USA chip war against Huawei
Date:2020-08-25 Clicks:45
Semiconductor and smartphone industries worldwide, including those in the United States, are bracing for extreme disruptions after Washington recently tightened its restrictions on Chinese tech giant Huawei's ability to obtain critical components, most significantly, chips.
On Aug 17, the US Department of Commerce (DOC) announced its decision to require foreign manufacturers using US technology to get a license if they plan to sell semiconductors to Huawei.
Intended to curb Huawei's growth, the new rule will send out a chilling wave across global supply chains, analysts say.
Escalating suppression
Last year, the DOC essentially banned US firms from selling Huawei chips made in the United States. In May, the DOC amended a rule to target Huawei's acquisition of semiconductors that are the direct product of certain US software and technology.
Though the May restriction severed Huawei's supply of custom-made chips, the Chinese company could nonetheless buy off-the-shelf chips designed by a third party.
However, with the latest move, Washington "further restricts Huawei from obtaining foreign made chips developed or produced from US software or technology to the same degree as comparable US chips," the US department said on its website.
"The move is the latest and potentially most serious effort by the US government to choke off the company's ability to obtain advanced semiconductors for all of its business lines," the CNBC quoted Eurasia Group, a political risk consultancy, as saying.
In response, Chinese Foreign Ministry spokesman Zhao Lijian told a press briefing earlier this month that the United States has been abusing the concepts of national security and state power to impose various restrictions on Chinese companies, which constitutes "a blatant hegemonic act."
Behind the move, observers say it is the sole superpower's chip dominance that gives Washington a "powerful weapon" against the Chinese company. Geoff Blaber from the research and advisory company CCS Insight told the Nikkei Asian Review that while the semiconductor industry is "global in nature," its foundation "is very, very heavily based on" the United States.
"The leading players in chip design software are all American companies," according to a report by the Nikkei Asian Review last week. "Chip fabrication, like design, relies heavily on US-made chipmaking and chip testing equipment."
Counterproductive rule
Shortly after Washington's decision, the country's Semiconductor Industry Association (SIA), which represents 95 percent of the US semiconductor industry, was surprised and concerned.
"We are still reviewing the rule, but these broad restrictions on commercial chip sales will bring significant disruption to the US semiconductor industry," SIA President and CEO John Neuffer said in a statement on the association's official website.
"We reiterate our view that sales of non-sensitive, commercial products to China drive semiconductor research and innovation here in the US, which is critical to America's economic strength and national security," the statement added.
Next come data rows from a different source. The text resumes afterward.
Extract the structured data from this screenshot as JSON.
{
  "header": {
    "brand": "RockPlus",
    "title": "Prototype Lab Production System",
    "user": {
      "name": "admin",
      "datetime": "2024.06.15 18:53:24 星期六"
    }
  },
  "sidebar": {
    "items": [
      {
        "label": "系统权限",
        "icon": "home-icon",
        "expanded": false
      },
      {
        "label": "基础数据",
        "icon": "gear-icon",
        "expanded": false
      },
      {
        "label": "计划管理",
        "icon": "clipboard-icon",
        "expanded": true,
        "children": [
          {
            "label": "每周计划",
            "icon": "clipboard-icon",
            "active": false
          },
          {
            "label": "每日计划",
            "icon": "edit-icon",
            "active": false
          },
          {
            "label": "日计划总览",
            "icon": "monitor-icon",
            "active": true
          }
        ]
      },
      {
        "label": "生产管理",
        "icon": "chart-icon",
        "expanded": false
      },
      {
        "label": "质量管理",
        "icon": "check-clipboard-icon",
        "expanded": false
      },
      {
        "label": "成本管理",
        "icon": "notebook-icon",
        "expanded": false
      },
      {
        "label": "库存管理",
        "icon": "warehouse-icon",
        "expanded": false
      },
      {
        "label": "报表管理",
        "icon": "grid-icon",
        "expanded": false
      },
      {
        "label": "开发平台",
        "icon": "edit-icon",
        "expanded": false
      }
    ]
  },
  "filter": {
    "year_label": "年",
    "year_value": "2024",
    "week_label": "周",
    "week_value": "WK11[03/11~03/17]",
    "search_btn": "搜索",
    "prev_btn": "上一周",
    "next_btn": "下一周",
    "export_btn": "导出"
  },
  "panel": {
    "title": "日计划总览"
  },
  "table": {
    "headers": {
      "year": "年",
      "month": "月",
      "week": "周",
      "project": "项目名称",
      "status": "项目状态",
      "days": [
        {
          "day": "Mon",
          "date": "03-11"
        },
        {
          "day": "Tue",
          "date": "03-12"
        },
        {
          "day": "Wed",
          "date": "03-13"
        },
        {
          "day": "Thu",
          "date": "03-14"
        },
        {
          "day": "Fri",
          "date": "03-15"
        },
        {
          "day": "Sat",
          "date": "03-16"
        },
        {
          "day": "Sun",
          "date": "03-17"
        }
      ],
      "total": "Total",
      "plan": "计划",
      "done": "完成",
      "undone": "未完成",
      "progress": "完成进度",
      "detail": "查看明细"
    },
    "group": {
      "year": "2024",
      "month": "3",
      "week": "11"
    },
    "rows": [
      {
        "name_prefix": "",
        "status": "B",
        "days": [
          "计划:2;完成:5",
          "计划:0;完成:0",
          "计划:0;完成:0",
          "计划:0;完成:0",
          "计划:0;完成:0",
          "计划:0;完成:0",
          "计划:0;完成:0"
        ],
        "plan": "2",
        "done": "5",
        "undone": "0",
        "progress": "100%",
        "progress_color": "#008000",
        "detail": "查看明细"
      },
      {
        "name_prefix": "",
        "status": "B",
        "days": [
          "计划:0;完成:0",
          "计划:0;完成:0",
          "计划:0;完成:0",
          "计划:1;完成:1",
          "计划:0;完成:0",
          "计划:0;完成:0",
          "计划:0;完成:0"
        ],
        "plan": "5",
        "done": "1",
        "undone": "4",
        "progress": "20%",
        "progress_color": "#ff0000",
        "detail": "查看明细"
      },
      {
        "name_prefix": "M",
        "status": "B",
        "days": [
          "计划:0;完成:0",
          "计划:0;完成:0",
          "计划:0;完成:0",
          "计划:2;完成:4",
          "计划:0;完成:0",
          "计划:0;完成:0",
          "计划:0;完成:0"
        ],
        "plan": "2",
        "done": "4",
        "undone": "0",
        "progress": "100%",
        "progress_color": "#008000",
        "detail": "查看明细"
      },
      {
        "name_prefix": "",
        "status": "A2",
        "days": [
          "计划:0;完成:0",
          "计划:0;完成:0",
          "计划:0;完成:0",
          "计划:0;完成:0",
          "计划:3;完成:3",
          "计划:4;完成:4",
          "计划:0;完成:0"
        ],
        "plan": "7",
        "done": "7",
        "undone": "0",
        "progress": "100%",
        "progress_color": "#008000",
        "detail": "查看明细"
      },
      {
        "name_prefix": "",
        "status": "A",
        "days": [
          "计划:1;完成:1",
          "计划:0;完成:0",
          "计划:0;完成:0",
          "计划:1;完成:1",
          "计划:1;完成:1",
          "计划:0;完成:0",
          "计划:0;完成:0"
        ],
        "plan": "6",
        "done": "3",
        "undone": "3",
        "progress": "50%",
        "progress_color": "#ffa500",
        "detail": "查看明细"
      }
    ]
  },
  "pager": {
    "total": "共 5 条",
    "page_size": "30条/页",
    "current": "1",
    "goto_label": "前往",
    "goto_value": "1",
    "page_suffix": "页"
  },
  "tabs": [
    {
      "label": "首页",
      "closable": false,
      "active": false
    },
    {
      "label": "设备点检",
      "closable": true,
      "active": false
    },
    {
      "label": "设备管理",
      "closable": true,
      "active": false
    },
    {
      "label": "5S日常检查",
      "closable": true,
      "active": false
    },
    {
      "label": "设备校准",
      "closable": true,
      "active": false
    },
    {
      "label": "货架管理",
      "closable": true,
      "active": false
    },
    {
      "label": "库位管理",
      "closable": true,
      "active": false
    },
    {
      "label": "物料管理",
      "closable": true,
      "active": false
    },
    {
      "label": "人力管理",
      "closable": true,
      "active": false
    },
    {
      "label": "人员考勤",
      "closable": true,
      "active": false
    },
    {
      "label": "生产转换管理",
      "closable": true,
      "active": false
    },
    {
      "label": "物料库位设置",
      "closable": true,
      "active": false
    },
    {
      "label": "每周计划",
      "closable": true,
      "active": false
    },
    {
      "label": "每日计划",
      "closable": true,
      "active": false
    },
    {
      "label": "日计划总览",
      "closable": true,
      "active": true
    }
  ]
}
With the termination of sales to Huawei, which bought $19 billion in components from US firms last year, "technology bosses fret that their government's actions will drive investment away from them to rivals in other countries," the Economist magazine reported this month.
Meanwhile, according to a March report by the Boston Consulting Group, over the next three to five years, US companies could lose 18 percentage points of global share and 37 percent of their revenues if the United States "completely bans semiconductor companies from selling to Chinese customers, effectively causing a technology decoupling from China."
These drops in revenue, the analysis warned, would "inevitably lead US semiconductor companies to make severe cuts in R&D and capital expenditures, resulting in the loss of 15,000 to 40,000 highly skilled direct jobs in the US semiconductor industry."
Chilling effect
Omu Kakujaha-Matundu, a lecturer and economist from the University of Namibia, told Xinhua that Washington's Huawei ban is not in line with international trade practices of fair market access and is also detrimental to the introduction of technological advancement anywhere in the world.
"This now stops (US chipmakers) Nvidia, Intel, everyone, and they were not impacted before," an industry expert told the Financial Times, adding that the tighter restrictions would affect billions of dollars in business across the sector.
Among the first batch of victims, the Taiwanese chipmaker MediaTek's share price plunged by 10 percent on the news. Shares in Japanese electronics titan Sony also fell more than 1 percent on Aug 18.
Over the long term, as The Wall Street Journal editors wrote in June, other countries may face a more difficult choice. "Foundries in Southeast Asia that rely on Huawei's business may resent being subject to extraterritorial US rules, and one risk is that those governments are pushed closer to Beijing. Huawei will also accelerate its efforts to make chips using its own know-how and take a faster technological leap."
Similarly, noting that "Huawei is determined to succeed and has considerable research and development resources," The South China Morning Post said in an editorial on Saturday that instead of seeing off competition, the US administration is "speeding up Chinese self-reliance."
The chip ban, as David P. Goldman, a columnist for news platform Asia Times said, gives the world "an enormous incentive to circumvent" the United States, raising the risk that the United States rather than China "will be left without a chair when the music stops."